In the meantime, the chest pains eased and when she had the scan it was clear, which ruled out the pulmonary embolism, but the couple allege that the chance of malignancy wasn’t investigated.

Sarah said she begged a nurse at the same appointment to check if she was okay, and investigate her stomach which had swelled mysteriously.

They did, but told her it was probably inflammation following a Covid infection, so Sarah went home.

Marius said over the next two months her stomach continued to bloat until she appeared “pregnant”.

Sarah went to her GP who told her to self-refer for a CT scan which took place the next week and led to her being diagnosed with cancer of the lymph nodes in her stomach.

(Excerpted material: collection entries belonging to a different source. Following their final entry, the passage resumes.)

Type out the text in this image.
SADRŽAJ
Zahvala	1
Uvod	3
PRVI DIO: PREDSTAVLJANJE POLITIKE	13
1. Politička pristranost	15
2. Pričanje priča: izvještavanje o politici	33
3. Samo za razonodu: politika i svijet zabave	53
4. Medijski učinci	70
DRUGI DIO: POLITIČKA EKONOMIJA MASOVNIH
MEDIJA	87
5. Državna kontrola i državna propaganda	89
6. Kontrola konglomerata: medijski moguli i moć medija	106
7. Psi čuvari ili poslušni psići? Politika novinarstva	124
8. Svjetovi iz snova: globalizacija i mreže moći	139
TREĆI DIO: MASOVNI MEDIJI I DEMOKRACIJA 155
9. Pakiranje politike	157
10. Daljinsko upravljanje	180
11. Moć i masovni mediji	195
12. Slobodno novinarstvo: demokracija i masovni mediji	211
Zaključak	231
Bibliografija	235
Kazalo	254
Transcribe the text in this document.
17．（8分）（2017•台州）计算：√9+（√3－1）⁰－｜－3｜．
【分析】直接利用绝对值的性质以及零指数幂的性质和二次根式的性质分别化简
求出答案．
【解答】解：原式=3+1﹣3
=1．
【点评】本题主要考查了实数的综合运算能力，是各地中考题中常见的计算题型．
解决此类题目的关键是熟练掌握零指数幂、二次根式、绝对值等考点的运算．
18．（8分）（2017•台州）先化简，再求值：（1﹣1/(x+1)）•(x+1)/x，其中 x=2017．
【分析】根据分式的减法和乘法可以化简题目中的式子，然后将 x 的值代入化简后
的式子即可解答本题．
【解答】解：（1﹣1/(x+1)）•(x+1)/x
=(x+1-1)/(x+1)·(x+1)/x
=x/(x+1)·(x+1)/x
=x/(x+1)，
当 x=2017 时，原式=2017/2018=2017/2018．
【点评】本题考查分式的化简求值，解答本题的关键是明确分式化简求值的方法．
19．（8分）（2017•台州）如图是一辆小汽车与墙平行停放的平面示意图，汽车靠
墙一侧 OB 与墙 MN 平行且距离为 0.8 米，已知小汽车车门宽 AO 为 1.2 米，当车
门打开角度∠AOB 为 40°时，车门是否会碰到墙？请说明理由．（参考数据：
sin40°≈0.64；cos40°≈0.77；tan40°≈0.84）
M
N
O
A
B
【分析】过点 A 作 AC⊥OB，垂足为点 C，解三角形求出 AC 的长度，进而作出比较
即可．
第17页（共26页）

The couple claimed that Sarah only got the results after going back to A&E again when her stomach pain became too much to bear.

She was rushed into chemotherapy after her husband's intervention, having initially been told there'd be a two-week wait due to a lack of beds.

Treatment was then still delayed due to reduced staff numbers over the Queen's Jubilee weekend, Marius said.

When Sarah went in, she spent four months undergoing treatment, only for the couple to be told it hadn’t worked.

Marius researched alternative treatment options, and set up a fundraiser to pay for his wife to be flown to America for a clinical trial at Washington University.

However, they didn't raise their £200,000 target.

Instead, after salvage chemotherapy, Sarah underwent CAR-T-cell therapy, where the body’s T-cells are reprogrammed to hopefully attack the cancer plaguing the body.

Sarah was admitted on December 23, and treatment began just under a week later, meaning she missed what might be her last Christmas and New Year with her family.

The tumours only partially responded the treatment and a follow-up scan showed they had started growing again and spread to her chest.

Left in severe pain and unable to eat, Sarah tried one final method, an unapproved drug called Glofitamab but despite an initially promising reaction, just last week the family were told it hadn’t worked.

With all treatment options exhausted, Sarah, who once ran 10km four times a week, has been given just weeks to live.

Marius is now fundraising again to try and pay for one last round of chemo to keep Sarah alive to her daughter’s birthday in July.

He said: "Words don't really exist for how bad it is. Our family's been torn to pieces basically. My daughters aren't going to have a mother now and won't be able to turn to her for the small things like a bit of emotional support or something. They're not going to have that now. It's been a terrifying experience for all of us to be honest with you."

Dr Sreeman Andole, Interim Executive Medical Director at University Hospitals of Derby and Burton, on behalf of Royal Derby Hospital, said: "We understand that this must be an extremely distressing situation for Sarah and her family and our thoughts are with them all at this difficult time.

"Unfortunately cancers can sometimes be complex, and each type of cancer is diagnosed and treated in a particular way. We would welcome Sarah's family contacting us directly so that we can fully investigate her case, provide support, and answer their questions and concerns."